Cybercriminals Impersonate Fancy Bear
The concept of impersonating a different group is not a new one in hacking circles. Many APTs and hacking groups have very defined tools, tactics, and procedures. One group may impersonate another to make their attack stealthier or, as in this case, to trade on the reputation of a powerful group. Regardless of the reason, these impersonations, if done properly, can make attribution of a cyberattack extremely difficult.

In the case of this incident, a group of cybercriminals impersonated Fancy Bear to launch a Distributed Denial of Service (DDoS) attack. A DDoS attack involves a large number of attacking machines trying to overwhelm a victim’s ability to receive and process traffic. While botnets are available for rent to perform these attacks, the cybercriminal group apparently owned their own, likely made up of hacked Internet of Things (IoT) devices).

While the focus of a standard DDoS attack is simply denying access to the victim’s systems, it can also be used as a way for the attackers to make money. In this case, the cybercriminals demanded 2 Bitcoin (worth roughly $1800) from the target to stop the attack.
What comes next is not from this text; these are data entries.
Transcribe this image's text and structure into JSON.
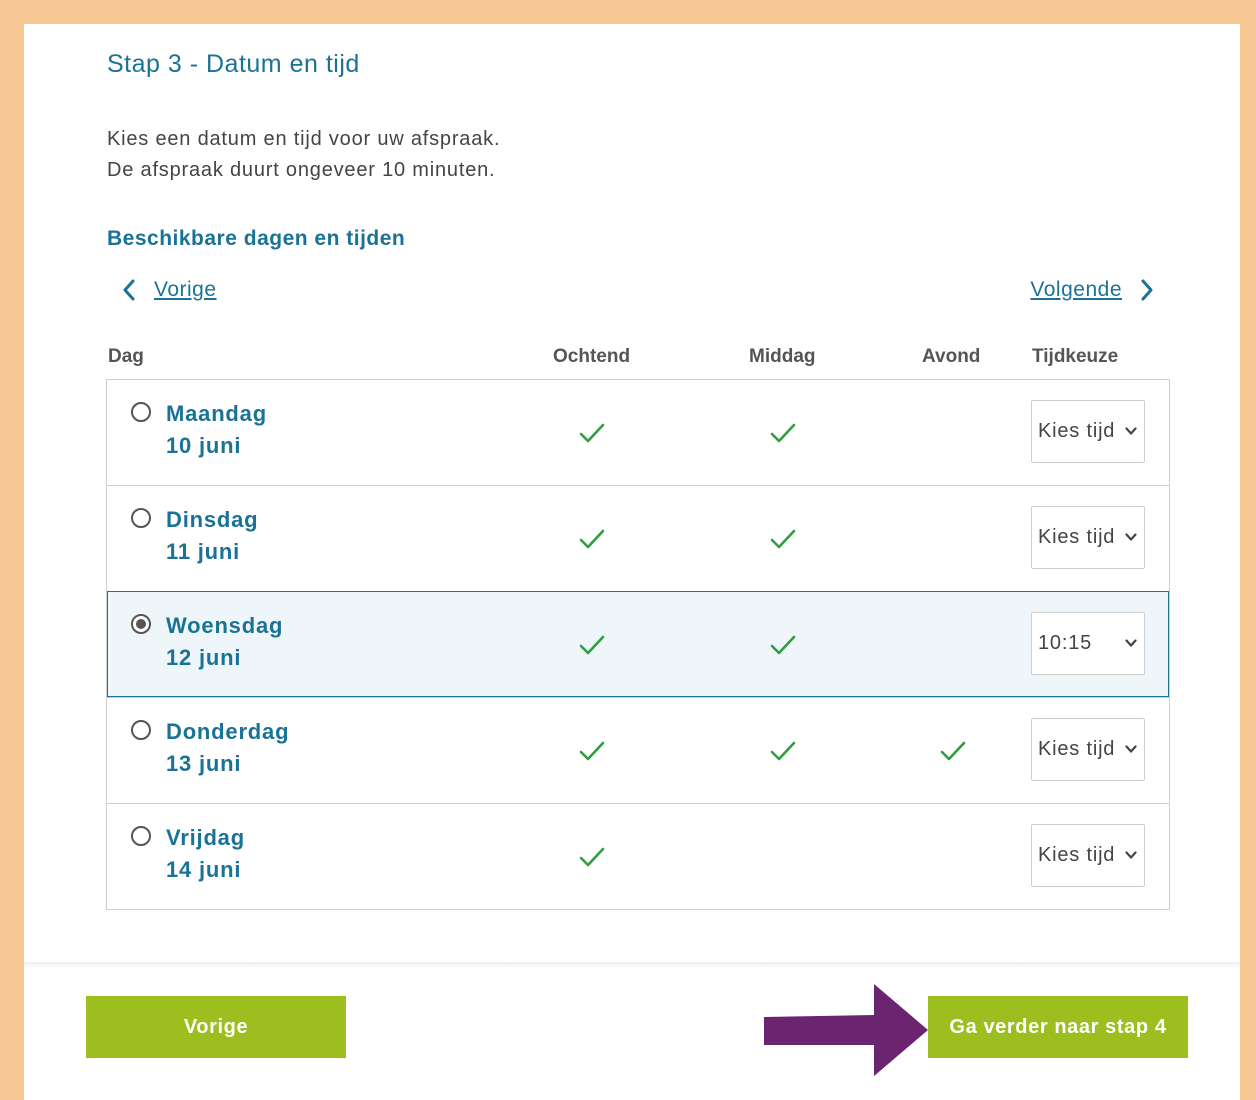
{
  "header": {
    "step_title": "Stap 3 - Datum en tijd",
    "intro_line1": "Kies een datum en tijd voor uw afspraak.",
    "intro_line2": "De afspraak duurt ongeveer 10 minuten.",
    "section_title": "Beschikbare dagen en tijden"
  },
  "nav": {
    "prev_label": "Vorige",
    "next_label": "Volgende"
  },
  "table": {
    "headers": {
      "dag": "Dag",
      "ochtend": "Ochtend",
      "middag": "Middag",
      "avond": "Avond",
      "tijdkeuze": "Tijdkeuze"
    },
    "rows": [
      {
        "day": "Maandag",
        "date": "10 juni",
        "ochtend": true,
        "middag": true,
        "avond": false,
        "select": "Kies tijd",
        "selected": false
      },
      {
        "day": "Dinsdag",
        "date": "11 juni",
        "ochtend": true,
        "middag": true,
        "avond": false,
        "select": "Kies tijd",
        "selected": false
      },
      {
        "day": "Woensdag",
        "date": "12 juni",
        "ochtend": true,
        "middag": true,
        "avond": false,
        "select": "10:15",
        "selected": true
      },
      {
        "day": "Donderdag",
        "date": "13 juni",
        "ochtend": true,
        "middag": true,
        "avond": true,
        "select": "Kies tijd",
        "selected": false
      },
      {
        "day": "Vrijdag",
        "date": "14 juni",
        "ochtend": true,
        "middag": false,
        "avond": false,
        "select": "Kies tijd",
        "selected": false
      }
    ]
  },
  "footer": {
    "prev_button": "Vorige",
    "next_button": "Ga verder naar stap 4"
  },
  "colors": {
    "outer_background": "#f7c794",
    "heading_blue": "#1a7396",
    "check_green": "#2e9e3f",
    "button_green": "#9cbf1f",
    "arrow_purple": "#6b2470"
  },
  "icons": {
    "nav_prev": "chevron-left-icon",
    "nav_next": "chevron-right-icon",
    "availability": "checkmark-icon",
    "select_caret": "chevron-down-icon",
    "callout": "arrow-right-icon"
  }
}
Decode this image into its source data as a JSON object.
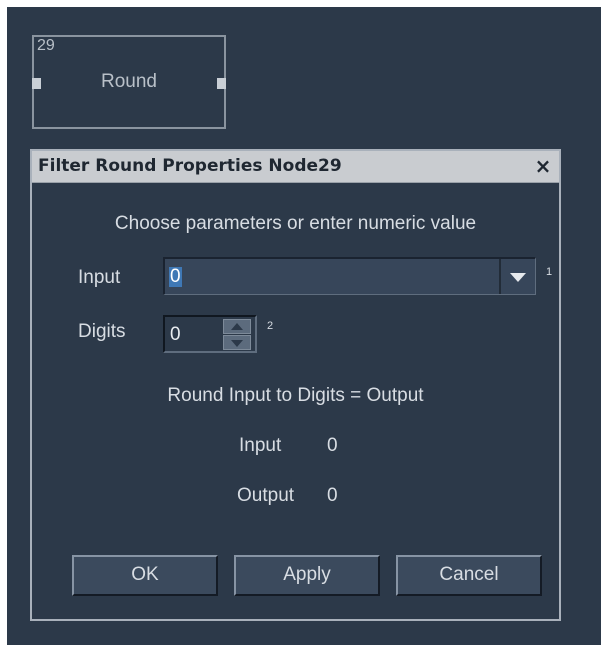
{
  "node": {
    "id": "29",
    "label": "Round"
  },
  "dialog": {
    "title": "Filter Round Properties Node29",
    "close_glyph": "×",
    "instruction": "Choose parameters or enter numeric value",
    "input_field": {
      "label": "Input",
      "value": "0",
      "index": "1"
    },
    "digits_field": {
      "label": "Digits",
      "value": "0",
      "index": "2"
    },
    "formula": "Round Input to Digits = Output",
    "readout": {
      "input_label": "Input",
      "input_value": "0",
      "output_label": "Output",
      "output_value": "0"
    },
    "buttons": {
      "ok": "OK",
      "apply": "Apply",
      "cancel": "Cancel"
    }
  },
  "icons": {
    "combo_arrow": "chevron-down-icon",
    "spin_up": "arrow-up-icon",
    "spin_down": "arrow-down-icon",
    "close": "close-icon"
  },
  "colors": {
    "canvas_bg": "#2c3949",
    "titlebar_bg": "#c9ccd0",
    "selection": "#3f78b5",
    "text": "#d8dde3"
  }
}
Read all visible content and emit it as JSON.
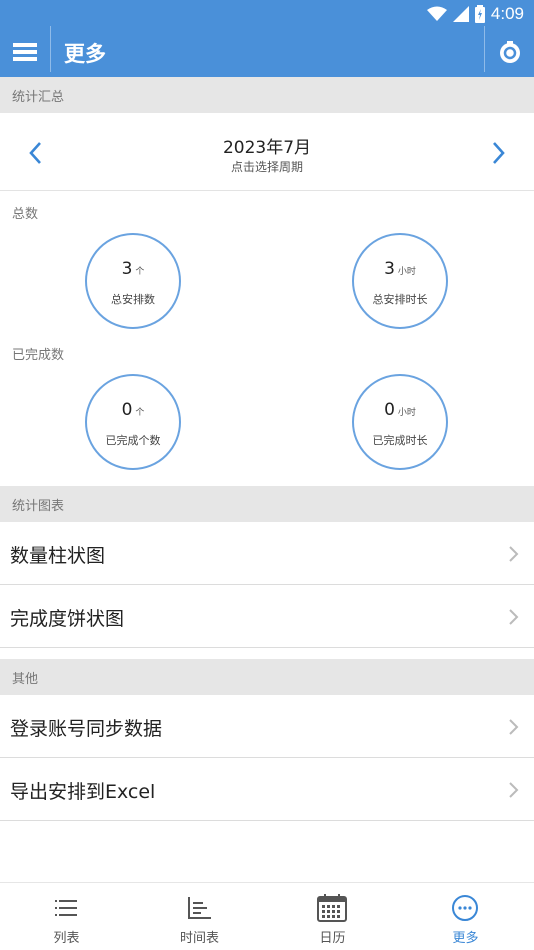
{
  "status_bar": {
    "time": "4:09"
  },
  "header": {
    "title": "更多"
  },
  "sections": {
    "summary": "统计汇总",
    "charts": "统计图表",
    "other": "其他"
  },
  "period": {
    "month": "2023年7月",
    "hint": "点击选择周期"
  },
  "totals": {
    "label": "总数",
    "items": [
      {
        "value": "3",
        "unit": "个",
        "caption": "总安排数"
      },
      {
        "value": "3",
        "unit": "小时",
        "caption": "总安排时长"
      }
    ]
  },
  "completed": {
    "label": "已完成数",
    "items": [
      {
        "value": "0",
        "unit": "个",
        "caption": "已完成个数"
      },
      {
        "value": "0",
        "unit": "小时",
        "caption": "已完成时长"
      }
    ]
  },
  "chart_items": [
    "数量柱状图",
    "完成度饼状图"
  ],
  "other_items": [
    "登录账号同步数据",
    "导出安排到Excel"
  ],
  "bottom_nav": {
    "tabs": [
      {
        "label": "列表",
        "icon": "list-icon",
        "active": false
      },
      {
        "label": "时间表",
        "icon": "timeline-icon",
        "active": false
      },
      {
        "label": "日历",
        "icon": "calendar-icon",
        "active": false
      },
      {
        "label": "更多",
        "icon": "more-icon",
        "active": true
      }
    ]
  },
  "colors": {
    "primary": "#4a90d9",
    "accent": "#3a87d6",
    "circle_border": "#6aa3e0"
  }
}
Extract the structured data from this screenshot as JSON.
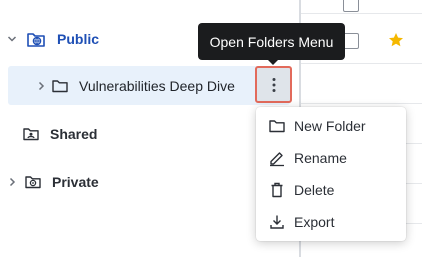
{
  "tooltip": {
    "text": "Open Folders Menu"
  },
  "tree": {
    "public": {
      "label": "Public"
    },
    "child": {
      "label": "Vulnerabilities Deep Dive"
    },
    "shared": {
      "label": "Shared"
    },
    "private": {
      "label": "Private"
    }
  },
  "menu": {
    "items": [
      {
        "label": "New Folder",
        "icon": "folder-icon"
      },
      {
        "label": "Rename",
        "icon": "pencil-icon"
      },
      {
        "label": "Delete",
        "icon": "trash-icon"
      },
      {
        "label": "Export",
        "icon": "download-icon"
      }
    ]
  },
  "colors": {
    "accent": "#1e4fb5",
    "selected_bg": "#e8f1fb",
    "focus_outline": "#e26a5b",
    "tooltip_bg": "#1b1c1e",
    "star": "#f5b800"
  }
}
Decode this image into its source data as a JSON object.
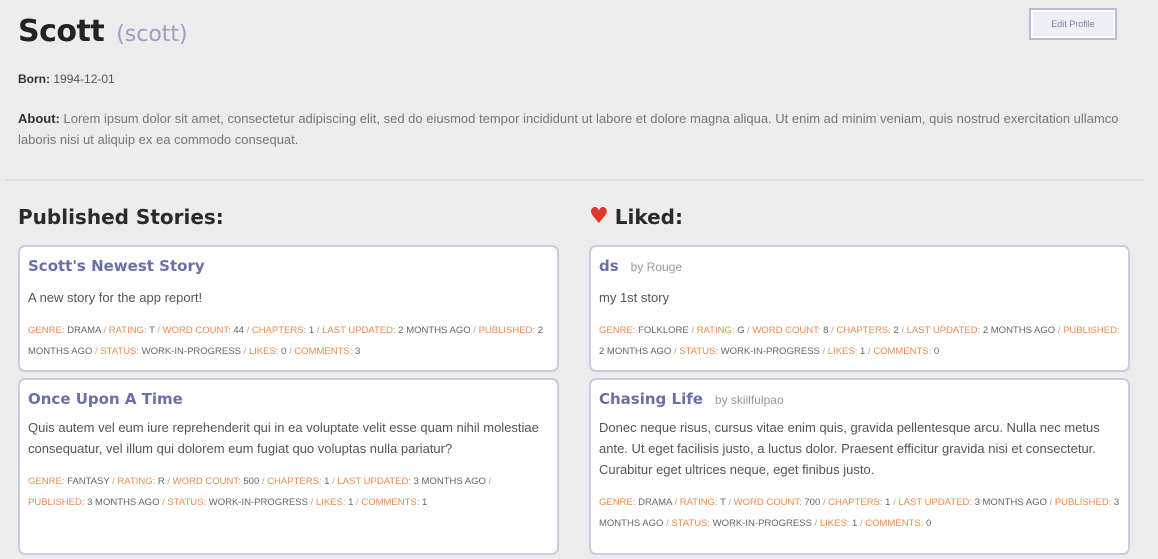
{
  "profile": {
    "name": "Scott",
    "username": "(scott)",
    "edit_button": "Edit Profile",
    "born_label": "Born:",
    "born_value": "1994-12-01",
    "about_label": "About:",
    "about_text": "Lorem ipsum dolor sit amet, consectetur adipiscing elit, sed do eiusmod tempor incididunt ut labore et dolore magna aliqua. Ut enim ad minim veniam, quis nostrud exercitation ullamco laboris nisi ut aliquip ex ea commodo consequat."
  },
  "published": {
    "title": "Published Stories:",
    "stories": [
      {
        "title": "Scott's Newest Story",
        "description": "A new story for the app report!",
        "genre": "DRAMA",
        "rating": "T",
        "word_count": "44",
        "chapters": "1",
        "last_updated": "2 MONTHS AGO",
        "published": "2 MONTHS AGO",
        "status": "WORK-IN-PROGRESS",
        "likes": "0",
        "comments": "3"
      },
      {
        "title": "Once Upon A Time",
        "description": "Quis autem vel eum iure reprehenderit qui in ea voluptate velit esse quam nihil molestiae consequatur, vel illum qui dolorem eum fugiat quo voluptas nulla pariatur?",
        "genre": "FANTASY",
        "rating": "R",
        "word_count": "500",
        "chapters": "1",
        "last_updated": "3 MONTHS AGO",
        "published": "3 MONTHS AGO",
        "status": "WORK-IN-PROGRESS",
        "likes": "1",
        "comments": "1"
      }
    ]
  },
  "liked": {
    "title": "Liked:",
    "heart_icon": "heart-icon",
    "stories": [
      {
        "title": "ds",
        "author": "by Rouge",
        "description": "my 1st story",
        "genre": "FOLKLORE",
        "rating": "G",
        "word_count": "8",
        "chapters": "2",
        "last_updated": "2 MONTHS AGO",
        "published": "2 MONTHS AGO",
        "status": "WORK-IN-PROGRESS",
        "likes": "1",
        "comments": "0"
      },
      {
        "title": "Chasing Life",
        "author": "by skillfulpao",
        "description": "Donec neque risus, cursus vitae enim quis, gravida pellentesque arcu. Nulla nec metus ante. Ut eget facilisis justo, a luctus dolor. Praesent efficitur gravida nisi et consectetur. Curabitur eget ultrices neque, eget finibus justo.",
        "genre": "DRAMA",
        "rating": "T",
        "word_count": "700",
        "chapters": "1",
        "last_updated": "3 MONTHS AGO",
        "published": "3 MONTHS AGO",
        "status": "WORK-IN-PROGRESS",
        "likes": "1",
        "comments": "0"
      }
    ]
  },
  "meta_labels": {
    "genre": "GENRE:",
    "rating": "RATING:",
    "word_count": "WORD COUNT:",
    "chapters": "CHAPTERS:",
    "last_updated": "LAST UPDATED:",
    "published": "PUBLISHED:",
    "status": "STATUS:",
    "likes": "LIKES:",
    "comments": "COMMENTS:",
    "separator": "/"
  },
  "colors": {
    "accent": "#6b6fa8",
    "meta_key": "#ef8a4a",
    "heart": "#e0392b"
  }
}
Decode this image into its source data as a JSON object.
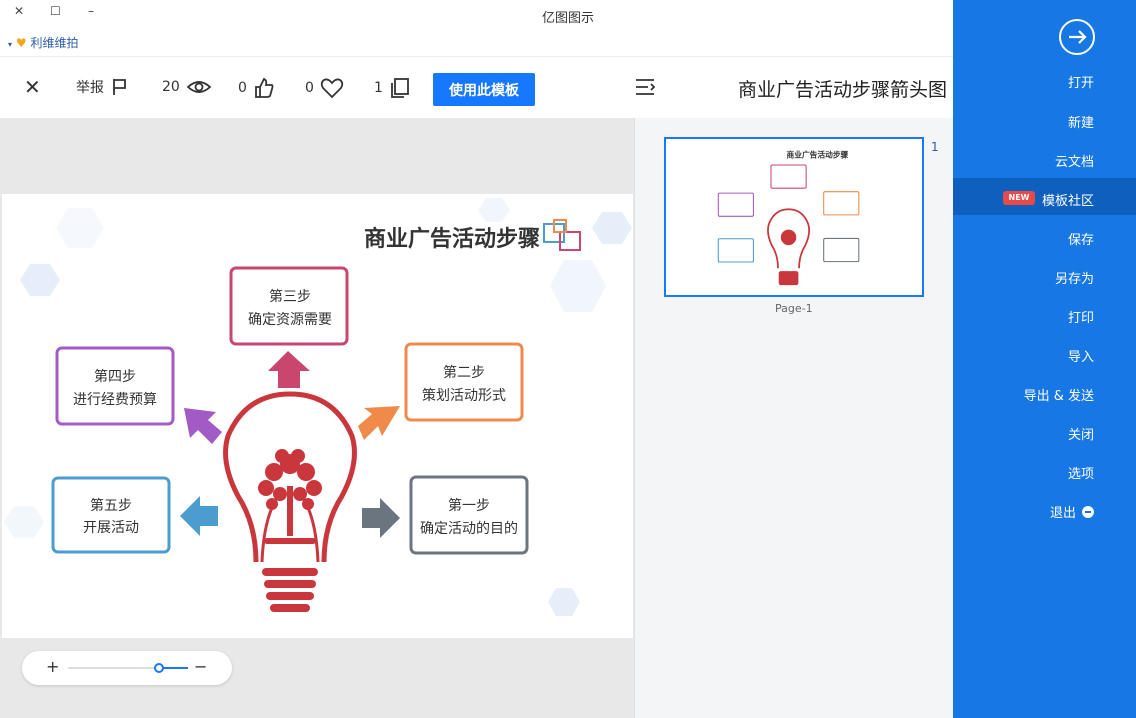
{
  "window": {
    "title": "亿图图示",
    "user": "利维维拍"
  },
  "toolbar": {
    "close_label": "✕",
    "report_label": "举报",
    "views": "20",
    "likes": "0",
    "favorites": "0",
    "copies": "1",
    "use_template": "使用此模板",
    "doc_title": "商业广告活动步骤箭头图"
  },
  "diagram": {
    "title": "商业广告活动步骤",
    "steps": [
      {
        "title": "第一步",
        "desc": "确定活动的目的",
        "color": "#6b7580"
      },
      {
        "title": "第二步",
        "desc": "策划活动形式",
        "color": "#f08a4b"
      },
      {
        "title": "第三步",
        "desc": "确定资源需要",
        "color": "#c9466e"
      },
      {
        "title": "第四步",
        "desc": "进行经费预算",
        "color": "#a25bc4"
      },
      {
        "title": "第五步",
        "desc": "开展活动",
        "color": "#4b9ccf"
      }
    ],
    "bulb_color": "#c9373d"
  },
  "zoom": {
    "plus": "+",
    "minus": "−"
  },
  "pages": {
    "number": "1",
    "label": "Page-1"
  },
  "sidebar": {
    "items": [
      {
        "label": "打开"
      },
      {
        "label": "新建"
      },
      {
        "label": "云文档"
      },
      {
        "label": "模板社区",
        "badge": "NEW",
        "active": true
      },
      {
        "label": "保存"
      },
      {
        "label": "另存为"
      },
      {
        "label": "打印"
      },
      {
        "label": "导入"
      },
      {
        "label": "导出 & 发送"
      },
      {
        "label": "关闭"
      },
      {
        "label": "选项"
      },
      {
        "label": "退出"
      }
    ]
  },
  "colors": {
    "accent": "#1677ff",
    "sidebar": "#1677e5",
    "sidebar_active": "#0f5fbf",
    "badge": "#e84a4a"
  }
}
In many cases, this type of ransom DDoS attack would be ineffective because it would be blocked by an organization’s anti-DDoS defenses on their webpages. However, the attacker targeted back-end servers instead, which are less likely to have DDoS protection in place. As a result, the DDoS attack was more successful.

However, the attackers failed at their impersonation of the Fancy Bear APT. Like many APTs, Fancy Bear has well-defined tactics and targets, which are primarily focused on interfering with elections. Ransom DDoS attacks are not in their wheelhouse, making it obvious to investigators that this was an attempt by another group to trade off on Fancy Bear’s reputation.


Protecting Against DDoS Attacks
Distributed Denial of Service attacks have a significant impact on an organization’s ability to do business. An attacker can make it impossible for customers to reach a website and other Internet-facing resources, which can have a significant impact on sales and the existing customer base. This potential lack of revenue is what makes ransom DDoS attacks possible.

Protecting against this type of attack requires comprehensive anti-DDoS protection. While many organizations may have DDoS protection for their websites, this would be useless against this attack since it targeted back-end systems, bypassing website-focused defenses. When developing a defense against DDoS (and other) attacks, organizations need to ensure that their defenses cannot be easily bypassed by an attacker. Otherwise, as demonstrated in this attack, a clever cybercriminal can render them useless.